Friday, February 17, 2012

i second that emotion



I was reasonably happy to add my signature to brainjuicer and herdmeister's cheeky valentine's card to Millward Brown, following their apparent turnaround in recognising, officially, that emotion plays a more important role in long term branding, 'memory' and recall.

In short, how one 'feels' in response to a brand orchestrates what one 'thinks'.

MB point to the findings of a report by Peter Field entitled 'The Link Between Creativity and Effectiveness' (IPA, 2011)- a study of IPA Effectiveness, Effie and Cannes Lions Awards winners which reveals that ads don't need to persuade to be effective but they do need to trigger emotionally.

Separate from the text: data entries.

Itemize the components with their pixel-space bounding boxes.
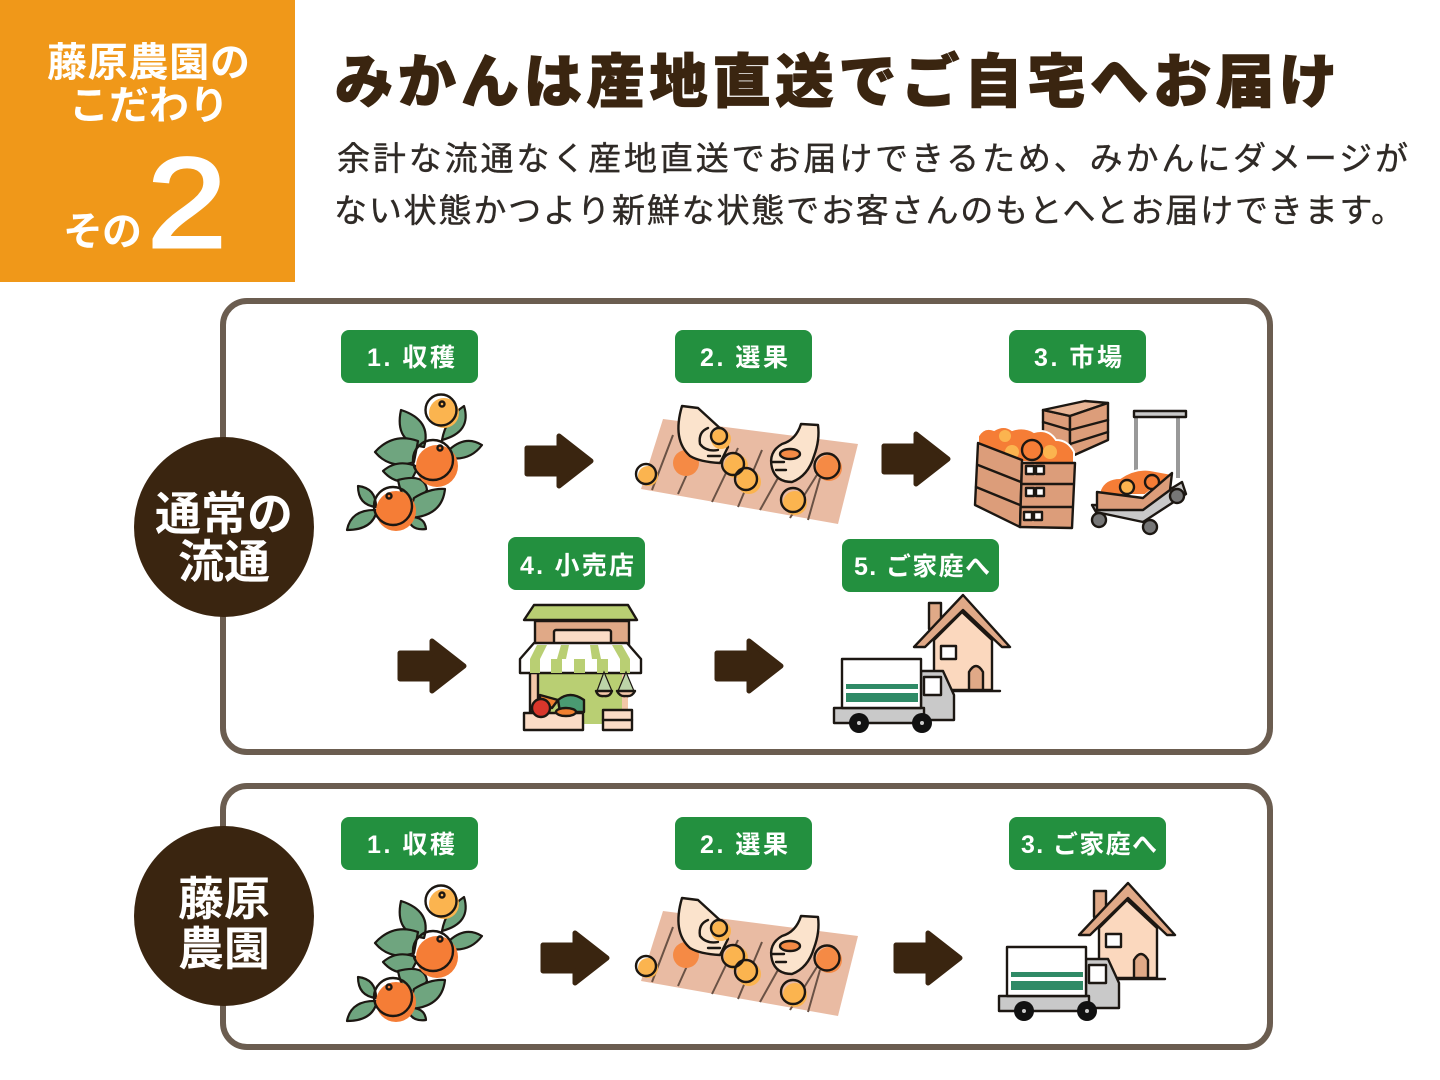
step badge: sorting (farm): 2. 選果: [700, 831, 788, 859]
icon: orange branch: [347, 394, 482, 531]
step badge: retail store: [508, 537, 645, 590]
panel: Fujiwara farm distribution: [223, 786, 1270, 1047]
header badge: その: [63, 210, 142, 254]
icon: delivery truck and house (farm): [999, 883, 1175, 1021]
step badge: retail store: 4. 小売店: [520, 552, 634, 580]
arrow 5: [543, 933, 607, 983]
arrow 3: [400, 641, 464, 691]
arrow 2: [884, 434, 948, 484]
icon: orange branch (farm): [347, 886, 482, 1022]
step badge: home delivery (farm): 3. ご家庭へ: [1021, 830, 1157, 859]
header badge: [0, 0, 295, 282]
icon: hands sorting oranges: [636, 406, 858, 524]
step badge: sorting (farm): [675, 817, 812, 870]
label circle: normal distribution: 通常の: [155, 488, 293, 540]
label circle: Fujiwara farm: 農園: [178, 923, 270, 975]
step badge: harvest: 1. 収穫: [367, 344, 455, 372]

You can read about it here.

BUT...

I've seen Peter Field's presentation and while it's fairly entertaining and he's crunched the numbers I'm still slightly nonplussed due to the single-channel nature (ie film) of the examples quoted and researched.

As brands increasingly become things that we 'use', and the myriad of new ways by which a brand can be 'experienced' increases to place so much faith in a brand 'film' - a fairly blunt instrument.

Brand experience being the sum total of all interactions, there are many more emotional micro-touchpoints that can influence on how and what we feel.

So fair play to MB, but let's open up the debate to brand activities beyond one channel.

Thinking in straight lines will keep us going round in circles.